AES/Parameter Vendor Release date Primary focus Technique(s) used Training data Feedback Application Correlation with human raters’ scores
PEG™ Ellis Page 1966 Style Statistical Yes (100 –400) No 0.87
IEA™ Landauer, Foltz, & Laham 1997 Content LSA (KAT engine by PEARSON) Yes (∼100) Yes 0.90
E-rater® ETS development team 1998 Style & Content NLP Yes (∼400) Yes (Criterion) ∼0.91
IntelliMetric™ Vantage Learning 1998 Style & Content NLP Yes (∼300) Yes (MY Access!) ∼0.83
BETSY™ Rudner 1998 Style & Content Bayesian text classification Yes (1000) No ∼0.80
Alikaniotis, Yannakoudakis & Rei (2016) Alikaniotis, Yannakoudakis, and Rei 2016 Style & Content SSWE + Two-layer Bi-LSTM Yes (∼8000) No ∼0.91 (Spearman) ∼0.96 (Pearson)
Taghipour & Ng (2016) Taghipour and Ng 2016 Style & Content Adopted LSTM Yes (∼7786) NO QWK for LSTM ∼0.761
Dong & Zhang (2016) Dong and Zhang 2016 Syntactic and semantic features Word embedding and a two-layer Convolution Neural Network Yes (∼1500 to ∼1800) NO average kappa ∼0.734 versus 0.754 for human
Dasgupta et al. (2018) Dasgupta, T., Naskar, A., Dey, L., & Saha, R. 2018 Style, Content, linguistic and psychological Deep Convolution Recurrent Neural Network Yes ( ∼8000 to 10000) NO Pearson’s and Spearman’s correlation of 0.94 and 0.97 respectively
DOI: 10.7717/peerjcs.208/table-1

Notes:

Scorers.

In general, there are three primary challenges to AES systems. First, they are not able to assess essays as human-raters do because they do what they have been programmed to do (Page, 2003). They eliminate the human element in writing assessment and lack the sense of the rater as a person (Hamp-Lyons, 2001). This shortcoming was somehow overcome by obtaining high correlations between the computer and human-raters (Page, 2003) although this is still a challenge.

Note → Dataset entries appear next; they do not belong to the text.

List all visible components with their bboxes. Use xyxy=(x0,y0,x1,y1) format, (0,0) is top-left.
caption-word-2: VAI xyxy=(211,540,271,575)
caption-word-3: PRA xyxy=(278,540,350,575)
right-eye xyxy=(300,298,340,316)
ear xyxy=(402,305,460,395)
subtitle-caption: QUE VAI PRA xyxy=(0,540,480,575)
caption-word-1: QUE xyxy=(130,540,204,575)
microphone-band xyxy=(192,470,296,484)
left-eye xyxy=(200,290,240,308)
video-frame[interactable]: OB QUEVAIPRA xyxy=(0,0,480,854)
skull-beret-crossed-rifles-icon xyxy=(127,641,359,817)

The second challenge is whether the computer can be fooled by students or not (Dikli, 2006). It is likely to “trick” the system by writing a longer essay to obtain higher score for example (Kukich, 2000). Studies, such as the GRE study in 2001, examined whether a computer could be deceived and assign a lower or higher score to an essay than it should deserve or not. The results revealed that it might reward a poor essay (Dikli, 2006). The developers of AES systems have been utilizing algorithms to detect students who try to cheat.

Although automatic learning AES systems based on Neural Networks algorithms, the handcrafted AES systems transcend automatic learning systems in one important feature. Handcrafted systems are highly related to the scoring rubrics that have been designed as a criterion for assessing a specific essay and human-raters use these rubrics to score essays a well. The objectivity of human-raters is measured by their commitment to the scoring rubrics. On the contrary, automatic learning systems extract the scoring criteria using machine learning and neural networks, which may include some factors that are not part of the scoring rubric, and, hence, is reminiscent of raters’ subjectivity (i.e., mode, nature of a rater’s character, etc.) Considering this point, handcrafted AES systems may be considered as more objective and fairer to students from the viewpoint of educational assessment.

The third challenge is measuring the creativity of human writing. Accessing the creativity of ideas and propositions and evaluating their practicality are still a pending challenge to both categories of AES systems which still needs further research.